Den Anforderungen der französischen Partien genügt Flórez ohne Mühe – ob er mit Massenets „Werther“ den Hauch des Frühlings in schlanker Melancholie besingt oder sich (an reichlich Belcanto geschult und entsprechend furchtlos-virtuos) mit Lust zum hohen D des „Postillon von Lonjumeau“ aufschwingt. Wir hören, wie bei seinen legendären Rossini-Aufnahmen, einen hellen, überwältigend strahlenden und durchweg druckfrei agierenden Tenor. Rein technisch, formal gewissermaßen, lässt sich vieles (von Boieldieus „Weißer Dame“ bis zu Thomas’ „Mignon“) heute kaum besser singen. Doch zeigen viele der Partien, die romantischen zumal, auch klarer als bisher Flórez’ Defizit. Seine Deutungen auf dem Album „L’Amour“ (CD, Decca, ca. 18 €) sind lupenrein, wirken aber auch seltsam unbeteiligt. Oft fehlt der Gestaltung Gefühl und Tiefe. Für eine der Liebe gewidmete Sammlung ist das nicht gerade eine quantité négligeable.

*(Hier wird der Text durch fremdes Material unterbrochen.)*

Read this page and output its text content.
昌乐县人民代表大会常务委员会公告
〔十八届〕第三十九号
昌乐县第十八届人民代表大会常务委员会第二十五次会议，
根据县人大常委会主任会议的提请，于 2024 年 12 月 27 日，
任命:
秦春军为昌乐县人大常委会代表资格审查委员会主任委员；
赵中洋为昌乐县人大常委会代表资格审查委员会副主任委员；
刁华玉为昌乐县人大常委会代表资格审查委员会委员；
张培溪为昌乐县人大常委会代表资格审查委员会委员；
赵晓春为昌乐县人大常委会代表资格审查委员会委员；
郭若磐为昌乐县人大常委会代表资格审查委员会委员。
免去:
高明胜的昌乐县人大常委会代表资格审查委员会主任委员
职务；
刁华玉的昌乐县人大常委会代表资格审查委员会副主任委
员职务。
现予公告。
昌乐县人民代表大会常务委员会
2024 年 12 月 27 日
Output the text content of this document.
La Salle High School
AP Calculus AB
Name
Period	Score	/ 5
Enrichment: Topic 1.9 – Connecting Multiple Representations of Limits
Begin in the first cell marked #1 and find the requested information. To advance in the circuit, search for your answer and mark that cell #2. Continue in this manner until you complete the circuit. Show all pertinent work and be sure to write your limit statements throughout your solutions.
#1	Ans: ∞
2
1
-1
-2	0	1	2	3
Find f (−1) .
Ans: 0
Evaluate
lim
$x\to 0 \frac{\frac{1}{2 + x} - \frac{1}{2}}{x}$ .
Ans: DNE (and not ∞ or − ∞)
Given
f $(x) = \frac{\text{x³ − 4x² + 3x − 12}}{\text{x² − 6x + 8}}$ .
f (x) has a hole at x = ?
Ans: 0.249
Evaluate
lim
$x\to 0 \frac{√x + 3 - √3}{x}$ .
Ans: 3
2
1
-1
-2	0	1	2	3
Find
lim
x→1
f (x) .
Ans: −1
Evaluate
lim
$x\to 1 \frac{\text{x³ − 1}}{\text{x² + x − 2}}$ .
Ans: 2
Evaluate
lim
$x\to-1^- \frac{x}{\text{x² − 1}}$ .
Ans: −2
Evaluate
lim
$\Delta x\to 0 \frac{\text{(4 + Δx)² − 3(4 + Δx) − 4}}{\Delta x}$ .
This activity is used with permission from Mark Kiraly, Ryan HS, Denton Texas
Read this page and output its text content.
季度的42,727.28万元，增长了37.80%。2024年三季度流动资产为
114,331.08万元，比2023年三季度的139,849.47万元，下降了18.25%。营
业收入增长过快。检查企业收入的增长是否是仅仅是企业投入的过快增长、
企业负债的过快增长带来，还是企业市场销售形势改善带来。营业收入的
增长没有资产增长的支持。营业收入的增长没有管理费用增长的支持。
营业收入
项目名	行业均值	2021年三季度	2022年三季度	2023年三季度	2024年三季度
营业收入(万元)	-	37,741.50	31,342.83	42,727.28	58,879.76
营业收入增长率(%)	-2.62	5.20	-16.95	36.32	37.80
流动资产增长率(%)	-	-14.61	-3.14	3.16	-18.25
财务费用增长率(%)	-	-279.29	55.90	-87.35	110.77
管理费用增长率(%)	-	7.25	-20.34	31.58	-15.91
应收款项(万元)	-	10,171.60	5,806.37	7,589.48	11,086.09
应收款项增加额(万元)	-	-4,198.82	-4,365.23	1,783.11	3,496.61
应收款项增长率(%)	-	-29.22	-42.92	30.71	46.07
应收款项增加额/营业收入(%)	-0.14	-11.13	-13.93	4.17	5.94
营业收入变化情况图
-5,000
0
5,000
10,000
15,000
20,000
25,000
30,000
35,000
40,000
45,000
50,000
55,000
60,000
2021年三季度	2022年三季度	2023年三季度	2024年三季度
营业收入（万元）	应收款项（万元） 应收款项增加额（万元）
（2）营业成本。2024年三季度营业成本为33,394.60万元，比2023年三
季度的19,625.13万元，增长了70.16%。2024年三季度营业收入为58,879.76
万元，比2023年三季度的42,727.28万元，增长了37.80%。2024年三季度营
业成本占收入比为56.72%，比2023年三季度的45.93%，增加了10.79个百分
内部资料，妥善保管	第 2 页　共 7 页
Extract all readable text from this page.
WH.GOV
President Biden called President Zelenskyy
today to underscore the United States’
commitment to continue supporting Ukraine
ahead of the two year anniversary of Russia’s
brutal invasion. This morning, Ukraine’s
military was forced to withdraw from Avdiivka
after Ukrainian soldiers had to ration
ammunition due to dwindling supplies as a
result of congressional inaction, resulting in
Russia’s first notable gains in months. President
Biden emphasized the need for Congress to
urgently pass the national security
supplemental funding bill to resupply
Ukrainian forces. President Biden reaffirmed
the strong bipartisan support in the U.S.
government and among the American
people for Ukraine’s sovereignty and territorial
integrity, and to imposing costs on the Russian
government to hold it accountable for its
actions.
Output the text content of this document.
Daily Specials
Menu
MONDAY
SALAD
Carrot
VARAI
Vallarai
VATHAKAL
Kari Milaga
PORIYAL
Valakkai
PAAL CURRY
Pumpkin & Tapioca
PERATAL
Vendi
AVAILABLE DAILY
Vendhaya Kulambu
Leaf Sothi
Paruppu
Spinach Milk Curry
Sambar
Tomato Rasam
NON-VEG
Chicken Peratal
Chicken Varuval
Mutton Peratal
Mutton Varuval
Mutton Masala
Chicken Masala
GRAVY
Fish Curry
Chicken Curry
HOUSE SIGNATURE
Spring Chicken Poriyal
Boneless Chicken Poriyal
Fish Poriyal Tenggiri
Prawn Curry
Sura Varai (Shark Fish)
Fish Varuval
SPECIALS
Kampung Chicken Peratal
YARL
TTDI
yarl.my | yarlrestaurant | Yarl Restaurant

Was der eine noch brauchen könnte, hat der andere leider im Übermaß

Was dem schwarzgelockten Tenor aus den Anden abgeht, bringt sein stets gebräunter Kollege aus Arezzo bekanntlich im Überfluss mit. Vittorio Grigolo hält es vorwiegend umgekehrt: Seine überbordende Emotionalität (bisweilen nah am Gondoliere-Schmachten) ist überrumpelnd und damit in der Lage, auch technische Unvollkommenheiten wegzublenden.

Puristen verachten den Mann, der im Konzert auch schon mal das Sakko auszieht, um nicht allein vokal die Muskeln spielen zu lassen. Doch wäre es ungerecht, das Ranschmeißen zum einzigen Maßstab zu machen. Tatsächlich gelingen Grigolo als „The Romantic Hero“ (CD, Sony, ca. 18 €) überzeugende Momente. Er, der als Knabe im Chor der Sixtina für den Papst tirilierte, ist ein Kraftsänger, ein Bühnentier. Damit schenkt er Massenets „Cid“ und Gounods „Romeo“ packende Charakterfarben. Im Studio blitzt der Strahl des Tenors. Da ist üppig’ Glut in der bronzeschönen Stimme. Doch hört man von Bizets Blumenarie bis zur merklich unausgeglichenen Klage Werthers zugleich, wie gefährdet Grigolo ist. Glut geht vor Geschmack – und wo alles (wie bei ihm) großes Theater ist, geht der Feinschliff nicht selten über Bord.

Ein bisschen Luft nach oben

So bleibt bei beiden Stars ein bisschen Luft nach oben. Wenn man sich nur einen Tenor aus beiden backen könnte! Man nähme vom einen Perfektion, vom anderen Pathos. Aber so sind sie uns natürlich auch recht lieb.